Les origines d’Anfa, l’ancêtre de Casablanca, ne sont pas clairement établies.
A en croire l’Espagol Luis Marmol Carjaval, qui y fut retenu prisonnier au XVIe siècle, elles se perdaient dans la nuit phénicienne ; Léon l’Africain, lui, les fait remonter à l’époque romaine ; les historiens marocains, eux, mettent la création d’Anfa sur le compte des Berghouata.
C’est à cette vue que Abdeljalil Bounhar, l’auteur de cet ouvrage, se rallie. Chronologiquement, les étapes de l’histoire de Casablanca s’égrènent, sa mémoire s’effeuille, son destin s’éclaire.
Un des arguments majeurs de l’ouvrage, rappeler que Casablanca n’est pas née avec le Protectorat
Par quatre fois, le site fut secoué par les tremblements du temps : résolu à rayer de la carte «l’hérétique» Anfa, le sultan almohade, Abdelmoumen, fit passer ses habitants au fil de l’épée ; furieux de voir ses navires pris d’assaut par des pirates depuis le port d’Anfa, le Portugal y dépêcha une armée forte de 50 navires et de 10 000 hommes, avec mission de la mettre à feu et à sang ; en 1765, elle subit un terrible séisme ; en guise de riposte à des émeutes ouvrières «fomentées» par des autochtones, la France bombarda impitoyablement la ville, en 1905.
Iconographie parfois rare ; écriture limpide, entraînante, aimante
D’éclipses, de mises au tombeau et de résurrections, ainsi que le suggèrent ses dénominations successives, Anfa, Casa Branca (nom donné par les Portugais en 1575), Dar el Beïda (selon la volonté du sultan alaouite Sidi Mohammed Ben Abdallah), enfin Casablanca (telle qu’elle fut rebaptisée par les marchands espagnols, à la fin du XVIIIe siècle), de tout cela le parcours de Casablanca fut émaillé, nous rappelle Abdeljalil Bounhar.

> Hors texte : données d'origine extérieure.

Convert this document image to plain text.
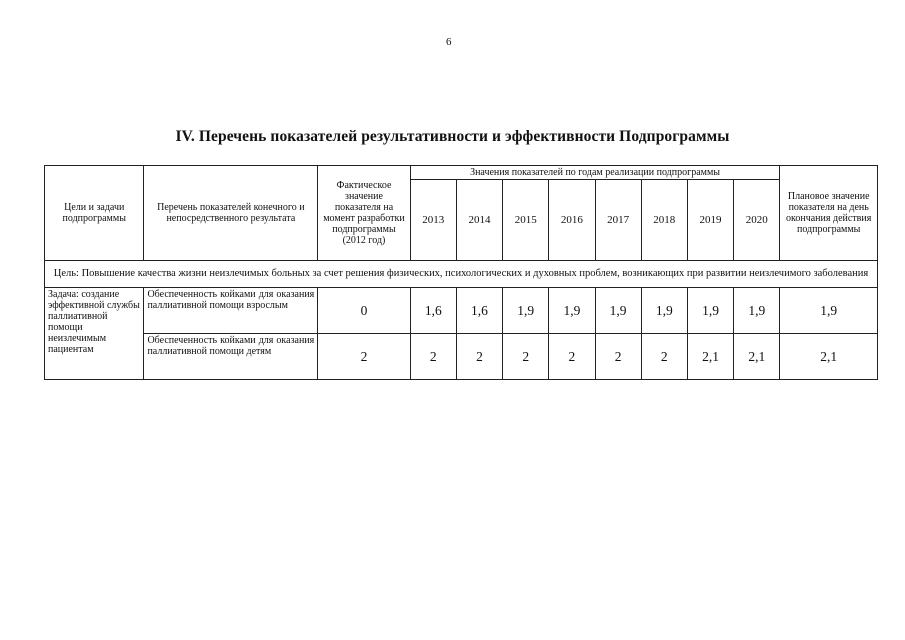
6
IV. Перечень показателей результативности и эффективности Подпрограммы
Цели и задачи подпрограммы	Перечень показателей конечного и непосредственного результата	Фактическое значение показателя на момент разработки подпрограммы (2012 год)	Значения показателей по годам реализации подпрограммы								Плановое значение показателя на день окончания действия подпрограммы
			2013	2014	2015	2016	2017	2018	2019	2020	
Цель: Повышение качества жизни неизлечимых больных за счет решения физических, психологических и духовных проблем, возникающих при развитии неизлечимого заболевания											
Задача: создание эффективной службы паллиативной помощи неизлечимым пациентам	Обеспеченность койками для оказания паллиативной помощи взрослым	0	1,6	1,6	1,9	1,9	1,9	1,9	1,9	1,9	1,9
	Обеспеченность койками для оказания паллиативной помощи детям	2	2	2	2	2	2	2	2,1	2,1	2,1
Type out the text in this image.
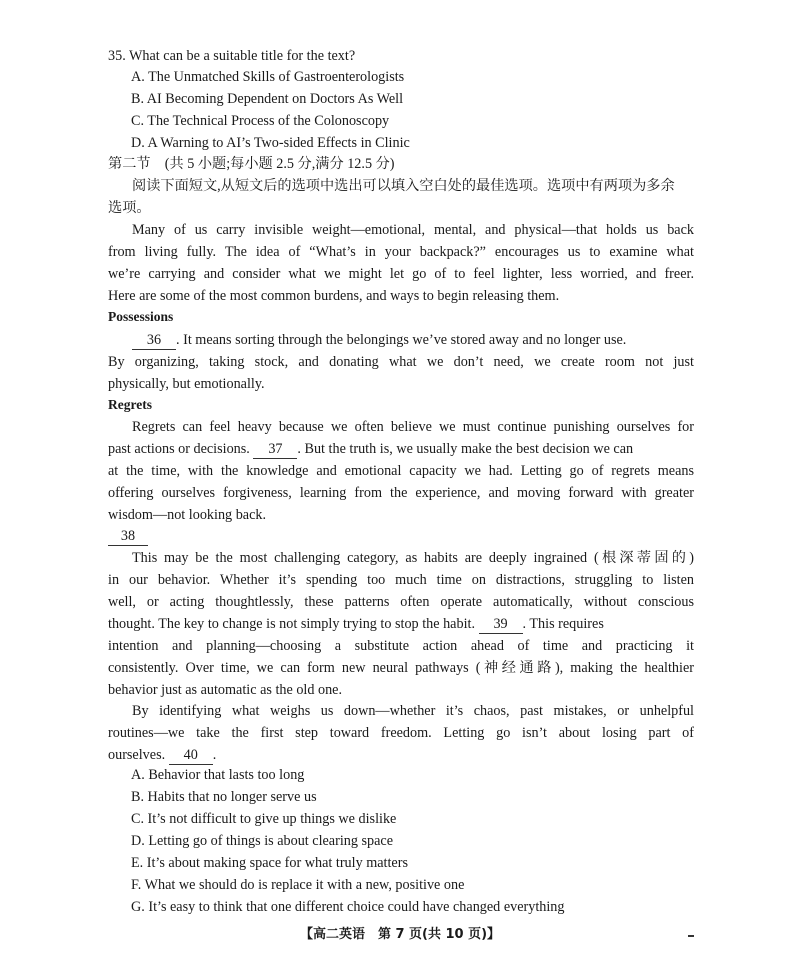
35. What can be a suitable title for the text?
A. The Unmatched Skills of Gastroenterologists
B. AI Becoming Dependent on Doctors As Well
C. The Technical Process of the Colonoscopy
D. A Warning to AI’s Two-sided Effects in Clinic
第二节　(共 5 小题;每小题 2.5 分,满分 12.5 分)
阅读下面短文,从短文后的选项中选出可以填入空白处的最佳选项。选项中有两项为多余
选项。
Many of us carry invisible weight—emotional, mental, and physical—that holds us back
from living fully. The idea of “What’s in your backpack?” encourages us to examine what
we’re carrying and consider what we might let go of to feel lighter, less worried, and freer.
Here are some of the most common burdens, and ways to begin releasing them.
Possessions
36 . It means sorting through the belongings we’ve stored away and no longer use.
By organizing, taking stock, and donating what we don’t need, we create room not just
physically, but emotionally.
Regrets
Regrets can feel heavy because we often believe we must continue punishing ourselves for
past actions or decisions. 37 . But the truth is, we usually make the best decision we can
at the time, with the knowledge and emotional capacity we had. Letting go of regrets means
offering ourselves forgiveness, learning from the experience, and moving forward with greater
wisdom—not looking back.
38
This may be the most challenging category, as habits are deeply ingrained (根深蒂固的)
in our behavior. Whether it’s spending too much time on distractions, struggling to listen
well, or acting thoughtlessly, these patterns often operate automatically, without conscious
thought. The key to change is not simply trying to stop the habit. 39 . This requires
intention and planning—choosing a substitute action ahead of time and practicing it
consistently. Over time, we can form new neural pathways (神经通路), making the healthier
behavior just as automatic as the old one.
By identifying what weighs us down—whether it’s chaos, past mistakes, or unhelpful
routines—we take the first step toward freedom. Letting go isn’t about losing part of
ourselves. 40 .
A. Behavior that lasts too long
B. Habits that no longer serve us
C. It’s not difficult to give up things we dislike
D. Letting go of things is about clearing space
E. It’s about making space for what truly matters
F. What we should do is replace it with a new, positive one
G. It’s easy to think that one different choice could have changed everything
【高二英语　第 7 页(共 10 页)】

Casablancais pur jus, Abdeljalil Bounhar a mûri son ouvrage sur sa ville chérie pendant vingt ans. Sans sa rencontre avec l’éditeur Abdelkader Retnani, autre givré de Casablanca, à laquelle il avait déjà dédié trois beaux livres, il aurait mis son livre sous le boisseau. Retnani, à son tour, ne se serait pas embarqué dans l’aventure si Stroc Industrie n’avait pas apporté sa pierre, sous forme d’un écot substantiel, à l’édifice. Et l’édifice est intéressant à maints égards. D’abord, de par son iconographie, souvent de bonne tenue, parfois rare, qui offre à voir des cartes postales introuvables, des dessins éloquents de Paul Neri et des photographies expressives signées Bounhar, Boussuge, Bertou, Alhambra, Flandrin, Maillet, Levy ou Neuridien. Ensuite, grâce à la qualité de ses textes, bien informés et soutenus par une écriture limpide, entraînante et aimante.
Enfin, en raison du parti-pris de l’auteur de se démarquer des autres «biographes» de Casablanca, en remontant aux sources de son histoire, puis en proposant une visite guidée, au travers de laquelle ne défilent pas seulement les lieux huppés, mais aussi les marabouts, les quartiers mal lotis et les marges de la mégapole tentaculaire.
Pour s’imprégner des senteurs bariolées casablancaises, rien de tel que des visites assidues à Anfa, Dar el Beïda, Casablanca.
* Par Abdeljalil Bounhar, La Croisée des chemins, février 2010, 800 DH.